À 45 semaines du Super Bowl LII, épisode 6 de notre rétrospective exceptionnelle, le Super Bowl VI.
Dallas Cowboys (NFC) vs Miami Dolphins (AFC) – 16 janvier 1972
Les Chiefs en 70. Les Colts en 71. Depuis 2 ans, le Super Bowl sourit aux malheureux. Deux ans plus tôt, terrassés par les Packers lors du Super Bowl I, les hommes de KC déjouaient tous les pronostics et envoiaient les Vikings au Walhalla. Un an avant, humiliés par les Jets de Joe Namath lors du Super Bowl III, les Colts recevaient la bénédiction des dieux du football et dégoutaient les Cowboys au bout du suspense et du grotesque. Grands battus de l’une des plus grandes farces jamais écrites par la NFL, les hommes de Tom Landry espèrent que le sort leur sourira. Après tout, jamais deux sans trois. Après Kansas City et Baltimore, c’est à leur tour d’essuyer leurs grosses larmes.
Les Razmoket
Un an après leur gifle aussi molle que douloureuse du Super Bowl V, les Cowboys ont toujours cette vilaine étiquette de gentils losers collée au casque. Ceux qui se ramassent les pieds dans le tapis dans les grands matchs. Les éternels champions de demain. Seulement, chaque année, demain semble un peu plus s’éloigner. Et la défaite jusqu’au bout du ridicule face aux Colts en janvier 71 n’a rien arrangé. Pas de quoi vaincre l’incroyable confiance et détermination de Tom Landry. Confirmé à son poste et même grassement augmenté, le tacticien est pourtant sur la sellette. Et comme un an plus tôt, tout ne va pas pour le mieux à Dallas. Le duel entre Craig Morton et Roger Staubach continue de plomber un groupe qui peine à enchaîner. 4 victoires, 3 défaites. À la mi-saison, Dallas est toujours en course, mais navigue à vue. Coincés entre le peloton de tête et le gruppetto.
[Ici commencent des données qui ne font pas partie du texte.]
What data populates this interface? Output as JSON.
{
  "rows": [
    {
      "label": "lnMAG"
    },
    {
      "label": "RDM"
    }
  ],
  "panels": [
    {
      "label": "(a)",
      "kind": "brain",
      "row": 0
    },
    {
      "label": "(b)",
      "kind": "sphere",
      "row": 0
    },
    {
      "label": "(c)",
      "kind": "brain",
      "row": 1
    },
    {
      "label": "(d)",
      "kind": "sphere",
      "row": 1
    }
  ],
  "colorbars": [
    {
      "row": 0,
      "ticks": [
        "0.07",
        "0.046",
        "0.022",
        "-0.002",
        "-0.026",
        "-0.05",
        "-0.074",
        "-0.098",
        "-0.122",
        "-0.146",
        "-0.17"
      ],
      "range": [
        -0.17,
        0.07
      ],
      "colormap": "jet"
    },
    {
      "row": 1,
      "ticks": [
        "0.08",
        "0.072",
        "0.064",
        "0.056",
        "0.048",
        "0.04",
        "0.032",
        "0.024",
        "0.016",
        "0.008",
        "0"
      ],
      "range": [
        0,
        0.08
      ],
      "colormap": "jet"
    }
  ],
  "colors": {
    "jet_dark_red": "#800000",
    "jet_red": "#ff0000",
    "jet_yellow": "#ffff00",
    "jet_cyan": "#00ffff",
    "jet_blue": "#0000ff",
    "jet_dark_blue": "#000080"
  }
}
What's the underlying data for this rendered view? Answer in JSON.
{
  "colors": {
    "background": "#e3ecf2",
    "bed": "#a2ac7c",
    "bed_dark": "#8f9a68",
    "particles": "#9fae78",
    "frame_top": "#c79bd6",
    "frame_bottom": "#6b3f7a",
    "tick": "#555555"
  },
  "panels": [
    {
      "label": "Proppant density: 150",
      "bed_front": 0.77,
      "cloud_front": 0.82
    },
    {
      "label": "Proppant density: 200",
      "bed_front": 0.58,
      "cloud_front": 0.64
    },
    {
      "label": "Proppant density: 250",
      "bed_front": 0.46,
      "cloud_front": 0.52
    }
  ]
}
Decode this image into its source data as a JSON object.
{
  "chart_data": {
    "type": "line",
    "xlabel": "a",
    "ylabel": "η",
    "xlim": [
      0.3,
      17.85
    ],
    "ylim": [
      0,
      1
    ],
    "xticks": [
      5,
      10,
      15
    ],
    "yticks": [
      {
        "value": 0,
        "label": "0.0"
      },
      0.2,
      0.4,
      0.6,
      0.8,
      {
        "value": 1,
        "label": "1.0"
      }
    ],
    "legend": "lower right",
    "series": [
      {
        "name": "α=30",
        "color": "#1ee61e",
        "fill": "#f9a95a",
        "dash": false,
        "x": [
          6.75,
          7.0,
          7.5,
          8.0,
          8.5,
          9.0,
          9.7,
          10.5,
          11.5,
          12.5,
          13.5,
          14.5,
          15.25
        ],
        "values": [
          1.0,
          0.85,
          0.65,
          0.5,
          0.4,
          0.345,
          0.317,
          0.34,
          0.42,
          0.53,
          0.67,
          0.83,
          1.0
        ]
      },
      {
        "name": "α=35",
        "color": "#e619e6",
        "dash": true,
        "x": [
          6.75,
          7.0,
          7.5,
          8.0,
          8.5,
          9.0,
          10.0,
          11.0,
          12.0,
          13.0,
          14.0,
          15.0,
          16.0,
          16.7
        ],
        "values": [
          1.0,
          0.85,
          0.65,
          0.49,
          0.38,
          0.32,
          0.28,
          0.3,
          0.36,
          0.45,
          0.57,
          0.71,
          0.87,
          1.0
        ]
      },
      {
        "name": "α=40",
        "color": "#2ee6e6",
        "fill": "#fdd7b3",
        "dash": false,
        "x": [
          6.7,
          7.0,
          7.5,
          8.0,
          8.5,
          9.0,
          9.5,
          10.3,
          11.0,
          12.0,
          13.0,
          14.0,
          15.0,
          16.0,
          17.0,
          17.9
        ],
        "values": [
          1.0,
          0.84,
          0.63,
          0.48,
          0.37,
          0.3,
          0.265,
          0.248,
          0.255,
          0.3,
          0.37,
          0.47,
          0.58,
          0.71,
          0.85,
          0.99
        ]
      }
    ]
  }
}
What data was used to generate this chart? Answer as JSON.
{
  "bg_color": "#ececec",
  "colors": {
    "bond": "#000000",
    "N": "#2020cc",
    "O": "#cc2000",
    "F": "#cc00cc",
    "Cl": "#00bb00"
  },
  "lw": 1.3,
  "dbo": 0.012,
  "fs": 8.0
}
Après d’interminables semaines de controverse contreproductive, Landry tranche et file les clés du rutilant truck à Roger Staubach. Les Boys ont enfin un leader identifié. La fête peut enfin commencer. Ils ne perdront plus de la saison. Une fin d’année en trombe, sept succès et un ticket doré pour les séries. Derrière une ligne 5 étoiles de All-Pro, pro bowlers et futurs Hall of Famers, le quarterback texan s’offre la meilleure évaluation de la ligue. Et s’il n’affole pas vraiment les compteurs statistiques, il a enfin appris à prendre soin du ballon. 15 touchdowns, 4 interceptions et des yards précieux arrachés au sol. Le sol, la véritable force de l’attaque des Cowboys. Walt Garrison, Duane Thomas et Calvin Hill. A three-headed monster. 1690 yards et 14 touchdowns qui pavent la voie de l’impressionnante fin de saison de la franchise texane, malgré le mutisme total de Thomas, tant avec la presse que ses coéquipiers, vexé de ne pas avoir vu son contrat renégocié après son excellente saison de rookie.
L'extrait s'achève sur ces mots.